Interview d’Olivier Duriez, au micro de Yann Guais de la Radio RCF : l’impact de l’éolien sur les oiseaux

Interview d’Olivier Duriez, au micro de Yann Guais de la Radio RCF : l’impact de l’éolien sur les oiseaux

Le 12 février 2018, Olivier Duriez, Maître de conférence en écologie et ornithologie à l’Université de Montpellier, présente les causes de la baisse des populations des oiseaux en France au micro de la radio RCF. Il y présente les parcs éoliens comme l’une de ces causes, à ne pas négliger. Vous pouvez retrouver l’intégral de l’interview ICI .

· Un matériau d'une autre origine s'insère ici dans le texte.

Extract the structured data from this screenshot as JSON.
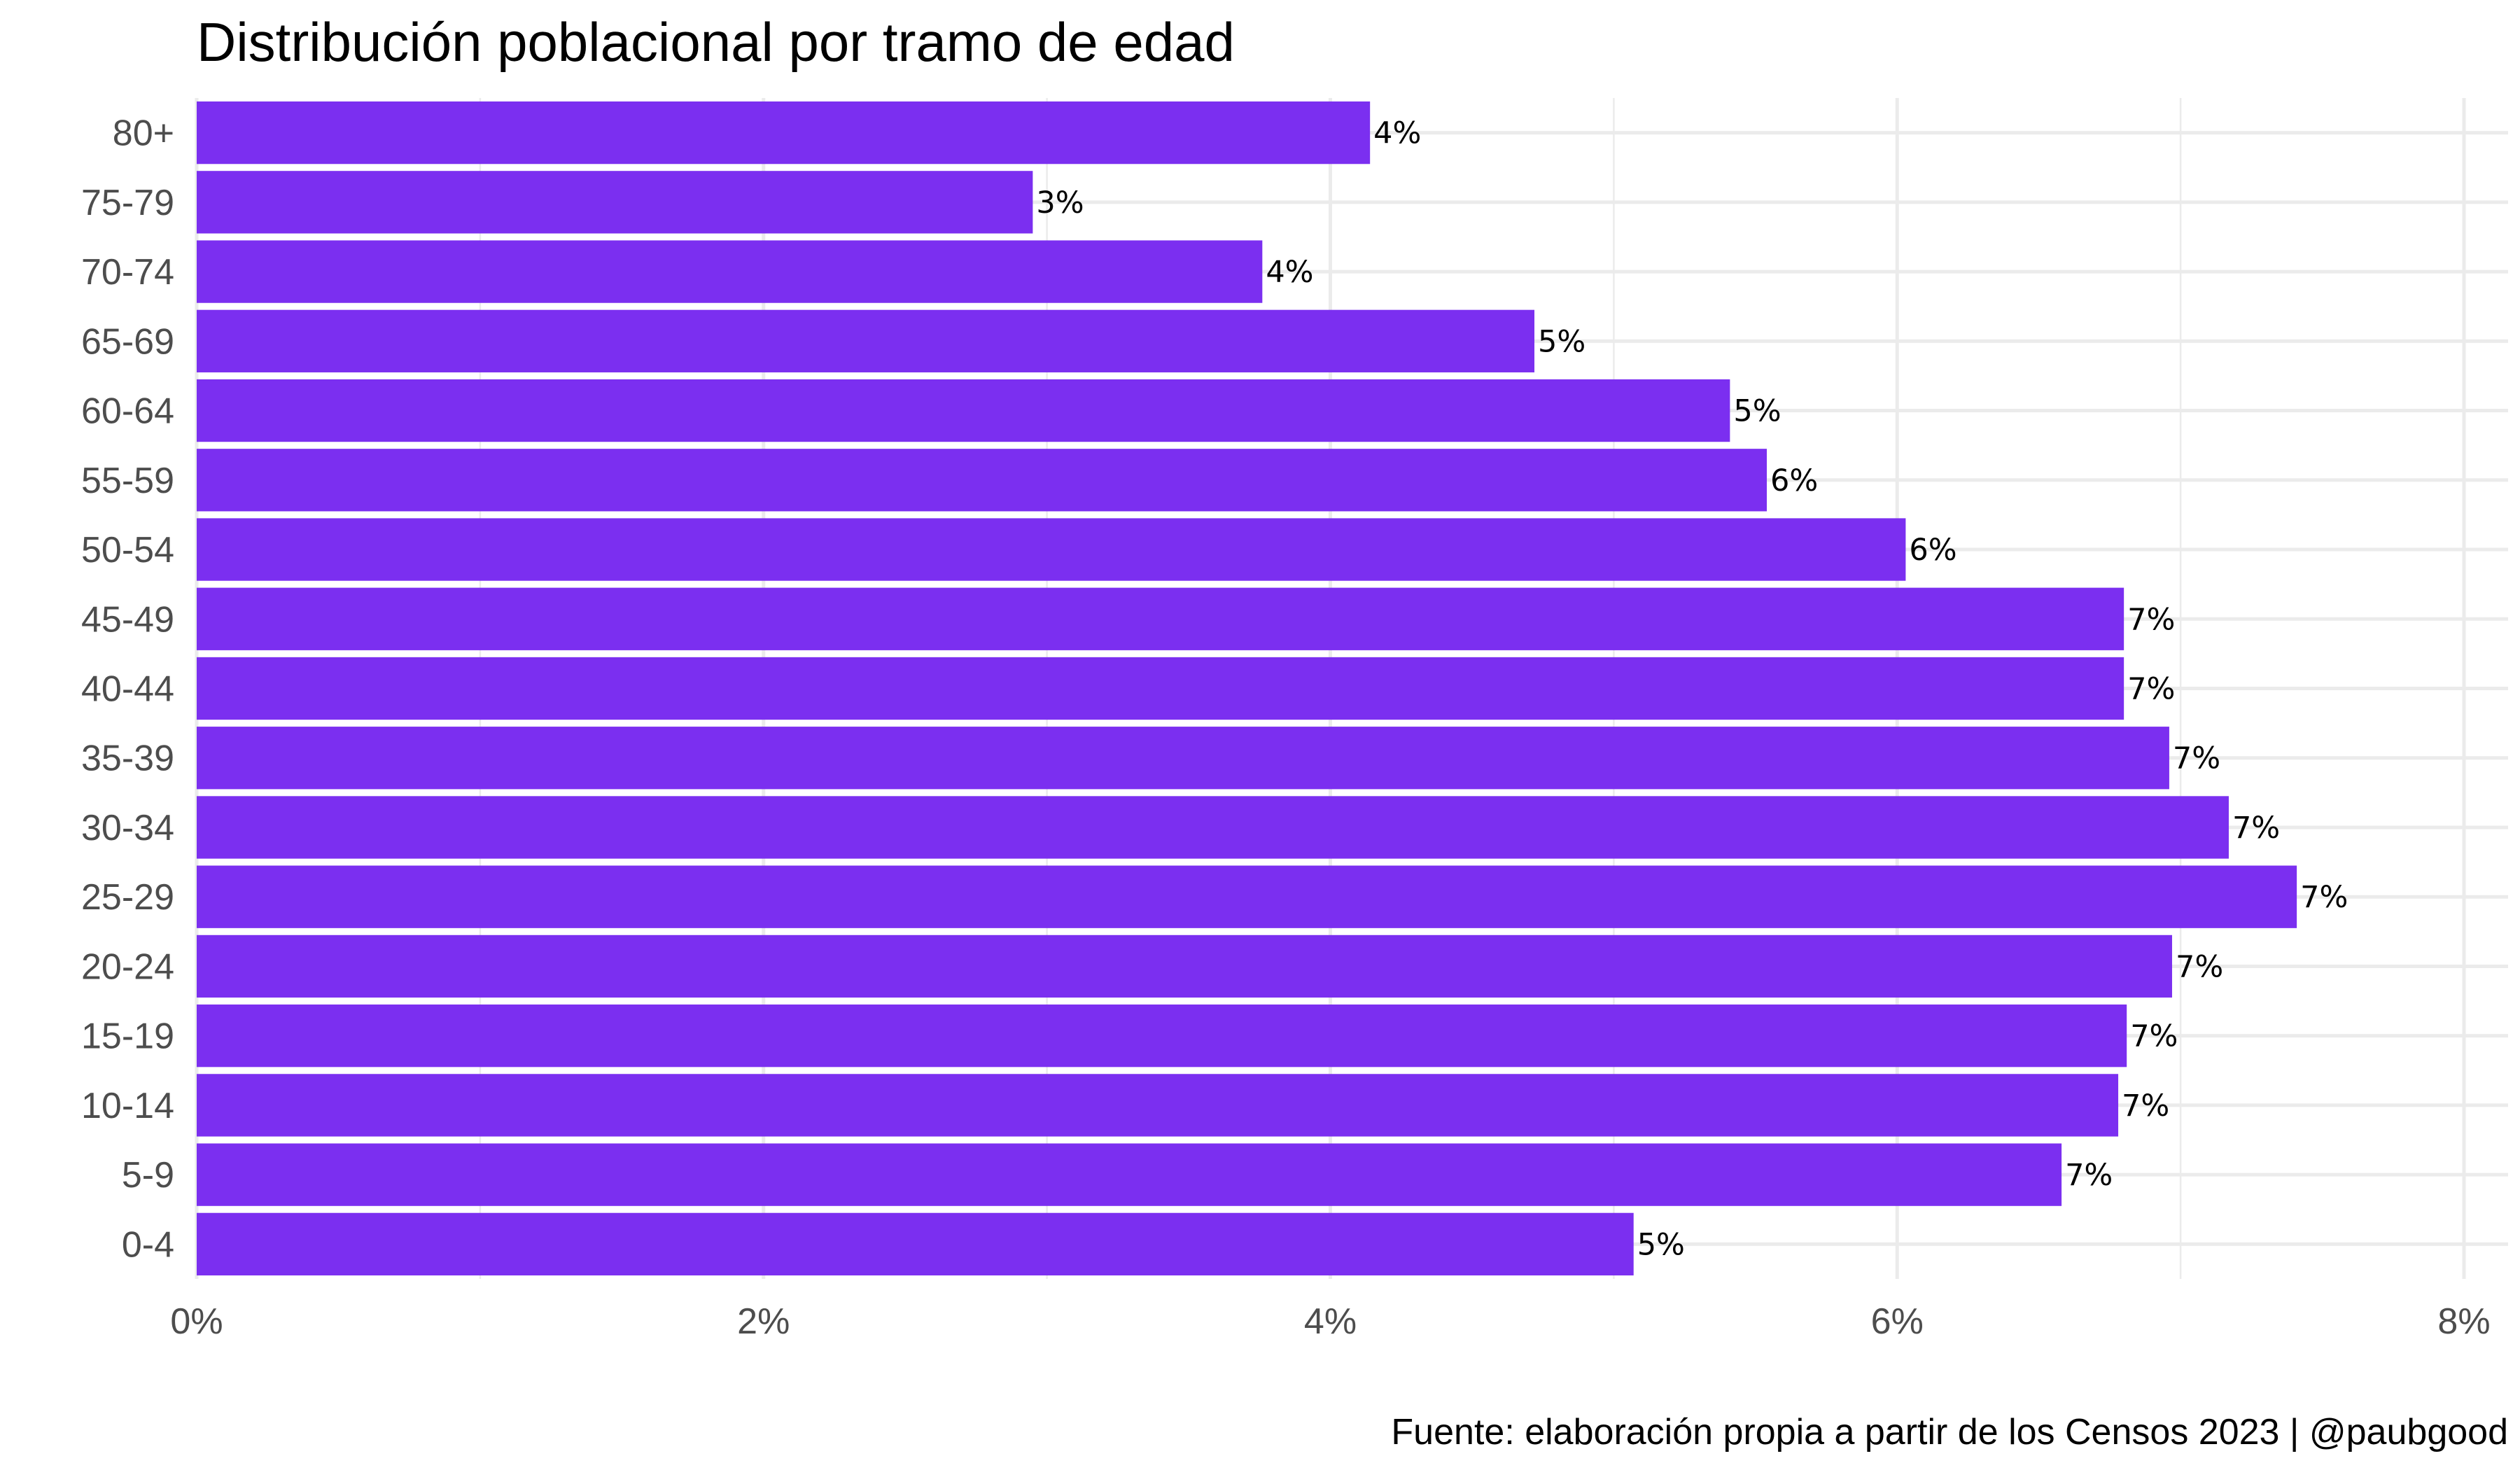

A 13 minutes, il est rappelé qu’en août 2017, un aigle royal a été tué par une pale d’éolienne sur le plateau de l’Escandorgue, à Joncels, dans l’Hérault. Au-delà de la mortalité directe par collision, vu la vitesse de rotation des pales, difficilement évitables pour les rapaces, l’implantation d’éoliennes dans leur territoire de chasse les pousse à les éviter, ce qui entraîne une perte d’habitat pour ces espèces. Si on cumule les parcs en France, il n’y aura en conséquence plus de nouveaux territoires pour les rapaces. D’autre part, les éoliennes font souvent défaut aux grands oiseaux car ils utilisent eux aussi le vent, pour planer. Il y a donc un conflit d’usage.

De plus, la phase de construction n’implique peut-être pas plus de dérangements que la construction d’une route, mais c’est la phase post-construction qui impacte le plus les oiseaux : mortalité immédiate avec les machines et, plus indirectement, perte de territoires de vie, de chasse, de reproduction… Et ces impacts augmentent au vu de l’accumulation du nombre d’éoliennes en France.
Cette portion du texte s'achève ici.